Большая грузовая машина неслась по шоссе из Керчи в Старый Карантин. В кабине рядом с водителем сидел Володя и, гордый доверием, которое ему было оказано, по знаку шофёра то и дело брался за медный шпенёк на щитке и тянул на себя, давая «подсос» мотору. А в кузове поверх груза, тщательно накрытого брезентом, среди узлов, сундуков и всякого домашнего добра, сидели Евдокия Тимофеевна, Валя и дядя Гриценко.

— Нет, Дуся, ты решайся, — говорил дядя Гриценко. — Вовку, в случае чего, я с собой заберу в каменоломни. Я уж с командиром отряда нашего толковал. Разрешает. Он Никифора знает. И Ванька мой там тоже будет заодно. А я уж за ними обоими пригляжу. Ты не сомневайся на этот счёт.

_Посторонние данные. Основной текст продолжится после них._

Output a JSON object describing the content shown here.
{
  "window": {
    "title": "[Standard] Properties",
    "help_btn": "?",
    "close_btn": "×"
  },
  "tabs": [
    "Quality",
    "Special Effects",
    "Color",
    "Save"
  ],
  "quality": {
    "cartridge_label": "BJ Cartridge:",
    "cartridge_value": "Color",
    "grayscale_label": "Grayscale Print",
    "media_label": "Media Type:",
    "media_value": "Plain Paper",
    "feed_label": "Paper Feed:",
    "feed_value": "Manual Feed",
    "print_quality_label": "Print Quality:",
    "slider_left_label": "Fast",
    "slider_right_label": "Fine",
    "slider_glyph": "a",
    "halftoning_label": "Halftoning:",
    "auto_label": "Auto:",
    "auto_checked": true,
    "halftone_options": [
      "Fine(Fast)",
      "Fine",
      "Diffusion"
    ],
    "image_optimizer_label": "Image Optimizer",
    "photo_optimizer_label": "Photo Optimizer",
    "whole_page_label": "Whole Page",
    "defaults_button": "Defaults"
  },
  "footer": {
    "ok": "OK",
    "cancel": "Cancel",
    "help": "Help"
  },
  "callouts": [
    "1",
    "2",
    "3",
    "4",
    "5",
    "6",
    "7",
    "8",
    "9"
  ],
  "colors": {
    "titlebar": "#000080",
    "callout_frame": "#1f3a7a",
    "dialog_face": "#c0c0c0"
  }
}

— Да ведь Вовочка-то у нас ещё глупый, — сокрушалась Евдокия Тимофеевна. — Как он там один будет? И какая от него польза вам?

— Насчёт пользы нам — это разговор потом уж пойдёт. На сегодняшний день не о том речь. О нём самом забочусь. Как такого наверху оставлять, если немцы придут? Ты что, характера его не раскусила? Мало тебе с ним хлопот было в мирное время?

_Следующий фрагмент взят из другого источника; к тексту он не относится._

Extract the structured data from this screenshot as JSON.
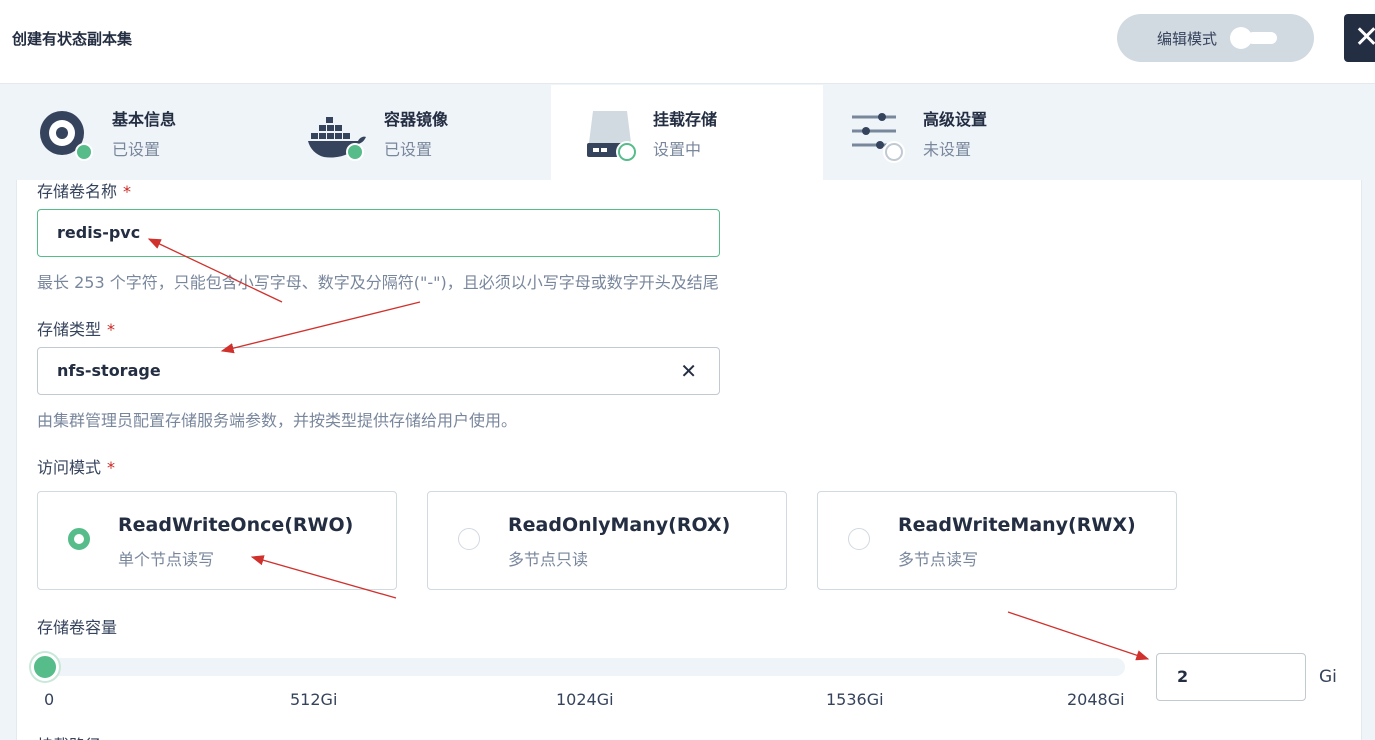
{
  "header": {
    "title": "创建有状态副本集",
    "edit_mode_label": "编辑模式",
    "close_glyph": "✕"
  },
  "steps": [
    {
      "title": "基本信息",
      "status": "已设置",
      "icon": "disk-icon",
      "state": "done"
    },
    {
      "title": "容器镜像",
      "status": "已设置",
      "icon": "docker-icon",
      "state": "done"
    },
    {
      "title": "挂载存储",
      "status": "设置中",
      "icon": "storage-icon",
      "state": "current"
    },
    {
      "title": "高级设置",
      "status": "未设置",
      "icon": "sliders-icon",
      "state": "todo"
    }
  ],
  "form": {
    "volume_name": {
      "label": "存储卷名称",
      "required": "*",
      "value": "redis-pvc",
      "hint": "最长 253 个字符，只能包含小写字母、数字及分隔符(\"-\")，且必须以小写字母或数字开头及结尾"
    },
    "storage_class": {
      "label": "存储类型",
      "required": "*",
      "value": "nfs-storage",
      "clear_glyph": "✕",
      "hint": "由集群管理员配置存储服务端参数，并按类型提供存储给用户使用。"
    },
    "access_mode": {
      "label": "访问模式",
      "required": "*",
      "options": [
        {
          "title": "ReadWriteOnce(RWO)",
          "desc": "单个节点读写",
          "selected": true
        },
        {
          "title": "ReadOnlyMany(ROX)",
          "desc": "多节点只读",
          "selected": false
        },
        {
          "title": "ReadWriteMany(RWX)",
          "desc": "多节点读写",
          "selected": false
        }
      ]
    },
    "capacity": {
      "label": "存储卷容量",
      "ticks": [
        "0",
        "512Gi",
        "1024Gi",
        "1536Gi",
        "2048Gi"
      ],
      "value": "2",
      "unit": "Gi",
      "slider_min": 0,
      "slider_max": 2048,
      "slider_value": 2
    },
    "next_label_partial": "挂载路径"
  },
  "colors": {
    "accent": "#55bc8a",
    "required": "#ca2621",
    "annotation": "#d0312d"
  }
}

— Так-то оно всё так… Да как-то боязно… Как же он там без меня?

— Ты сама без него тут держись, а за него не бойся.

— Ох, страшно мне, Иван Захарович, боязно мне всё-таки!

— Тут за малого тебе ещё страшнее будет. А так без него дурной час переживёте и Нюше моей дом сберечь поможете. Ей одной не справиться. Хворая она у нас… Да к тому же, в положении она: к весне прибавления ожидаем. Где ж тут! И под землю её брать нельзя: не сдюжит здоровьем. А то бы я вас всех вниз позабирал…



В первых числах ноября в домике дяди Гриценко, где теперь жили Дубинины, дрогнули стёкла, звякнула посуда. Тяжёлые удары, глухие и как будто вязкие, донеслись со стороны Камыш-Буруна.

Дядя Гриценко вернулся к ночи из каменоломен бледный, озабоченный. Он долго выковыривал из ушей известковые крошки. Потом тихо подозвал к себе Ваню и Володю:

— Ну, хлопцы, будьте наизготовке. Немец к Камыш-Буруну подходит, не сегодня-завтра вниз подаёмся. Так чтоб всё было у вас в полной исправности. Чтоб как будет приказ, так раз — и там. И никуда без моего на то разрешения не отлучаться.

Володя и Ваня, которых сейчас ещё не пускали в каменоломни, целые дни проводили на шахтном дворе, помогая взрослым: выгружали продовольствие, ящики с патронами, мешки с мукой, тащили в клеть матрацы, подкатывали бочки. Мальчикам нравилось, что дело обставляется так хозяйственно. Чего только не спускали под землю через боковые штольни! Чьи-то сундуки, баян в чехле, одеяла, связанные кипами, шкафы… Но больше всего, конечно, ребята были довольны, когда, отогнав их подальше от главного ствола, шахтёры-камнерезы опускали вниз какие-то тяжёлые, тщательно прикрытые брезентом или плащ-палатками предметы, в которых разве только совсем ничего не смыслящий в военном деле человек не угадал бы пулемётов.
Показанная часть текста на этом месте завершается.